China is the leader of the smart metering market with 250 million units. In Asia plans are underway to reach 70% coverage, and 40% of American households have a smart meter
In addition, for the past two years, the G20 Energy Efficiency Finance Task Group (EEFTG) has been working to upscale energy efficiency investment. In 2015, EEFTG launched a voluntary set of Energy Efficiency Investment Principles for G20 countries which provide the outline for an “investment grade” policy framework to enhance capital flows to energy efficiency investments.
The subsequent adoption of the G20 Energy Efficiency Leading Programme (EELP) has further strengthened the engagement of the global financial sector. In 2016, 117 banks from 42 countries – including five of the leading banks in China – endorsed an energy efficiency commitment in the framework of the EEFTG, and managers of $4 trillion of assets under management have signed the G20 Energy Efficiency Investor Statement to embed energy efficiency in their practices.
Mix of measures
Thirdly, supporting policies are necessary, notes the report. “The most efficient policies implemented are a mix of different measures”, notes Moisan. “Market instruments are essential (such as price setting in order to reflect the right cost of energy and its externalities) but information and regulation measures are also needed where prices are not sufficient to drive behaviours.
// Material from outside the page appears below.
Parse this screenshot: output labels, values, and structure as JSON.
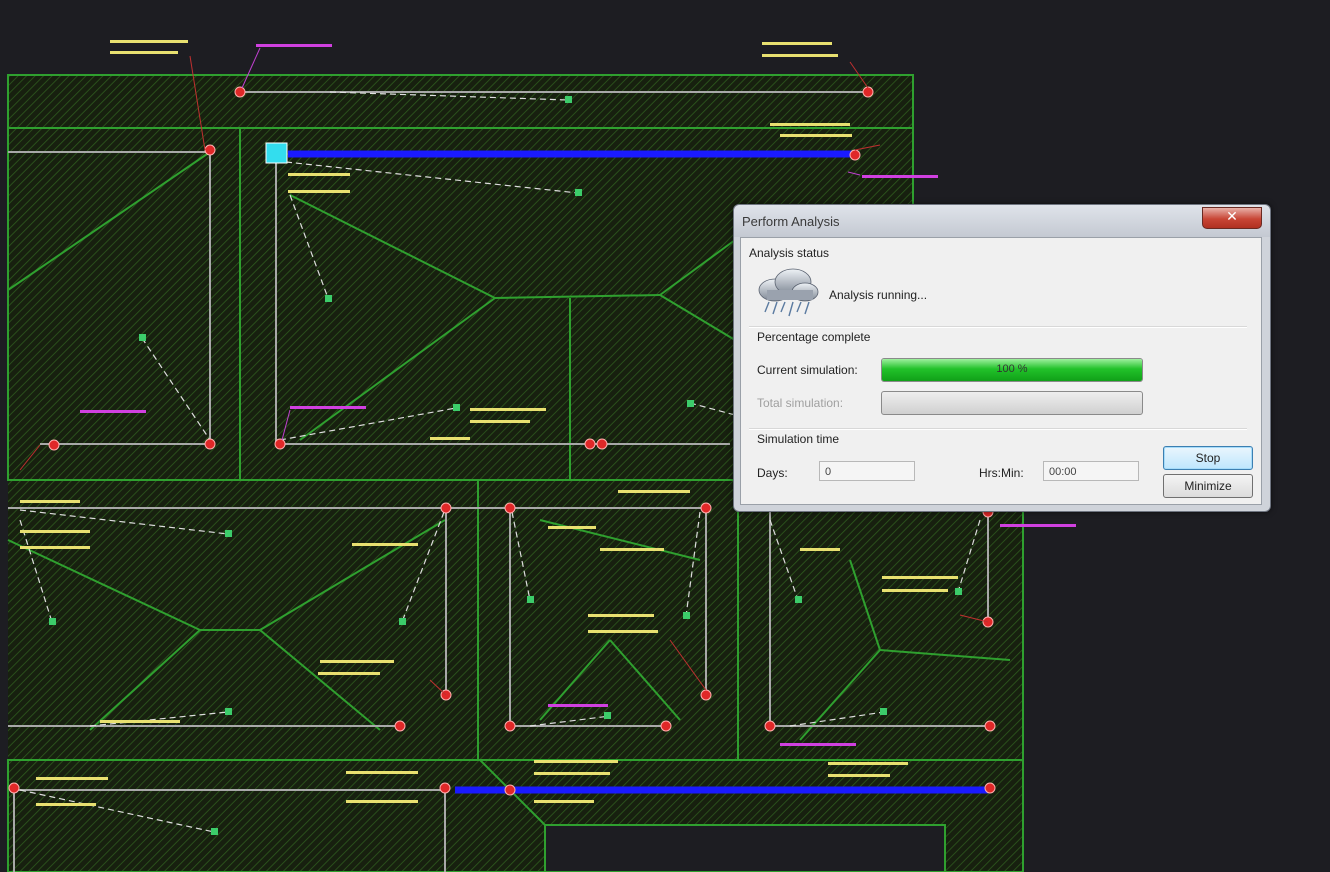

Building codes standards, labels and minimum efficiency standards on equipment proved to be very efficient measures since they are reinforced and regularly updated. However, the right policy mix is country and sector dependent.”
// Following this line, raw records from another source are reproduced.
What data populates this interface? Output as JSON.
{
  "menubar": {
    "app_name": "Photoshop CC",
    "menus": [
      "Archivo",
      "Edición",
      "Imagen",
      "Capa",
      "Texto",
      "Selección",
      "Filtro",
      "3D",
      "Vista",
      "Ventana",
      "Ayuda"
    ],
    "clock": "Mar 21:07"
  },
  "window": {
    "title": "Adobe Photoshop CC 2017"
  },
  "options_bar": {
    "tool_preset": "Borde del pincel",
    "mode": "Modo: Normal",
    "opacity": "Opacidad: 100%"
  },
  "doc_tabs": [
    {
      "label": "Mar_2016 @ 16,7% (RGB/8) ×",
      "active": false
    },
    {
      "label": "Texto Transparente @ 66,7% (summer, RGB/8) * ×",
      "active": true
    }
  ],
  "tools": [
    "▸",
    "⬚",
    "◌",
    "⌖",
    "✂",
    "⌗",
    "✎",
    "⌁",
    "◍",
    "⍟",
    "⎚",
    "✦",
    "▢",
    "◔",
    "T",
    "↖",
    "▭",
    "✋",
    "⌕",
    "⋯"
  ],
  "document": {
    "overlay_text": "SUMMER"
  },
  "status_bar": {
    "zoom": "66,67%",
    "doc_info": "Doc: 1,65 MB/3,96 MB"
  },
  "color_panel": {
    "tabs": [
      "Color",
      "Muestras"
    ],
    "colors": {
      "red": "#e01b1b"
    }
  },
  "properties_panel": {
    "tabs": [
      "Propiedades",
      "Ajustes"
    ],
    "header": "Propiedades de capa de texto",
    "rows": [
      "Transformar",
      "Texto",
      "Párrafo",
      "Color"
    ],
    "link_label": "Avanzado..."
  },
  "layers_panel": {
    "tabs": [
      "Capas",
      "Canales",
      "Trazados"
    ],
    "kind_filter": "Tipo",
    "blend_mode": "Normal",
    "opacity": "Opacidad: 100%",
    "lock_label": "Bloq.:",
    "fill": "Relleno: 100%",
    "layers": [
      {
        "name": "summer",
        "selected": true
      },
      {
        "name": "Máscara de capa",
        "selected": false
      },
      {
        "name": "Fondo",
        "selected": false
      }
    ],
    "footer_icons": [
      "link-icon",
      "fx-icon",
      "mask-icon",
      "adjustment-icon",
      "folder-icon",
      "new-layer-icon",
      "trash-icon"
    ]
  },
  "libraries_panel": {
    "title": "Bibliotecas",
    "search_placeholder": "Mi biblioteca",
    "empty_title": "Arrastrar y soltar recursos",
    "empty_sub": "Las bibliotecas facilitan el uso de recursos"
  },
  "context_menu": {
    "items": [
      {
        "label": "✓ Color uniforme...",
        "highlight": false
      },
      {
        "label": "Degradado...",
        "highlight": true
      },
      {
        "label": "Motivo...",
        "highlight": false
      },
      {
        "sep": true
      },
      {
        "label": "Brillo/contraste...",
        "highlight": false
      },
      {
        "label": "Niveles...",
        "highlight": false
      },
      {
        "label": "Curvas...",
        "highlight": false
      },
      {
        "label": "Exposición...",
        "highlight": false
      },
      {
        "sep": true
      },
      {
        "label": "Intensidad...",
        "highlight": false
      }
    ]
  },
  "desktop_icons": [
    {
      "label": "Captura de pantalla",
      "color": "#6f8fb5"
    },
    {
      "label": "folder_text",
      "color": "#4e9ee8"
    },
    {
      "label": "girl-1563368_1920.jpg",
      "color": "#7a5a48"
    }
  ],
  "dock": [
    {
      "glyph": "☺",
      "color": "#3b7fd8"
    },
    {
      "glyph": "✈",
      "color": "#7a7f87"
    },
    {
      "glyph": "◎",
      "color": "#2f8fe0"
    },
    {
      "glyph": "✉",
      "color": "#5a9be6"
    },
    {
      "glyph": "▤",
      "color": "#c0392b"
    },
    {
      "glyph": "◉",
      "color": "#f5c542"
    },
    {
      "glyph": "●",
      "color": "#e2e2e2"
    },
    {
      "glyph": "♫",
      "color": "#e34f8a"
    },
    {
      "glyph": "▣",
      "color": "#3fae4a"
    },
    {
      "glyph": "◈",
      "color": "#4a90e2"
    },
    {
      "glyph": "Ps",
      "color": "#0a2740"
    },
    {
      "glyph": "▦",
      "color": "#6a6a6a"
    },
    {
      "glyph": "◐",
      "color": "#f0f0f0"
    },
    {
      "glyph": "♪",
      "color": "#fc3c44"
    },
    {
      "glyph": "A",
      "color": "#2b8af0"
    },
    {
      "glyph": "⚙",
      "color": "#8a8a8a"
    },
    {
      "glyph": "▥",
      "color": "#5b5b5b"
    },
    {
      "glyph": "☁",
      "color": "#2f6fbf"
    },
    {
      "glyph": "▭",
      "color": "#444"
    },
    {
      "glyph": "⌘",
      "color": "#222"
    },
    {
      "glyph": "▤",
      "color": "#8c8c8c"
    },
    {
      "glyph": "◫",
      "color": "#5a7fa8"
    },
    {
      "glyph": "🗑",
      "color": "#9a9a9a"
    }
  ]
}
Moisan observes that the introduction of smart meters, improving consumers’ ability to monitor and control their electricity and gas use, is the biggest change in the energy efficiency landscape since the last edition of the report three years ago. During this time, smart meters began to be deployed worldwide.
According to the report, China is the leader of the smart metering market with 250 million units. In Asia plans are underway to reach 70% coverage, and 40% of American households have a smart meter. At European level, Italy and Sweden are the leading examples (close to 90% of consumers have smart meters). Furthermore, the Energy Efficiency Directive requires EU member states to deploy smart meters by 2020.
The report recommends that “consumers need to be better informed” and regards it as necessary to simplify messages on energy efficiency to reach the majority of consumers. Linked to this recommendation, the report notes that “smart meters must be used in conjunction with in-home (or on-line) displays or web applications and well-designed programs that inform, engage and motivate people (feedback meters).”
It is at this juncture of digital infrastructure and consumer engagement that Moisan sees the most potential for a step-change in energy efficiency gains. “More and more countries are deploying innovative smart meters, accompanied by an increasingly sophisticated digital infrastructure,” he says. “I believe that the rise of the ‘prosumer’, combined with placing the consumer at the centre of the energy system will drive major improvements in energy efficiency.”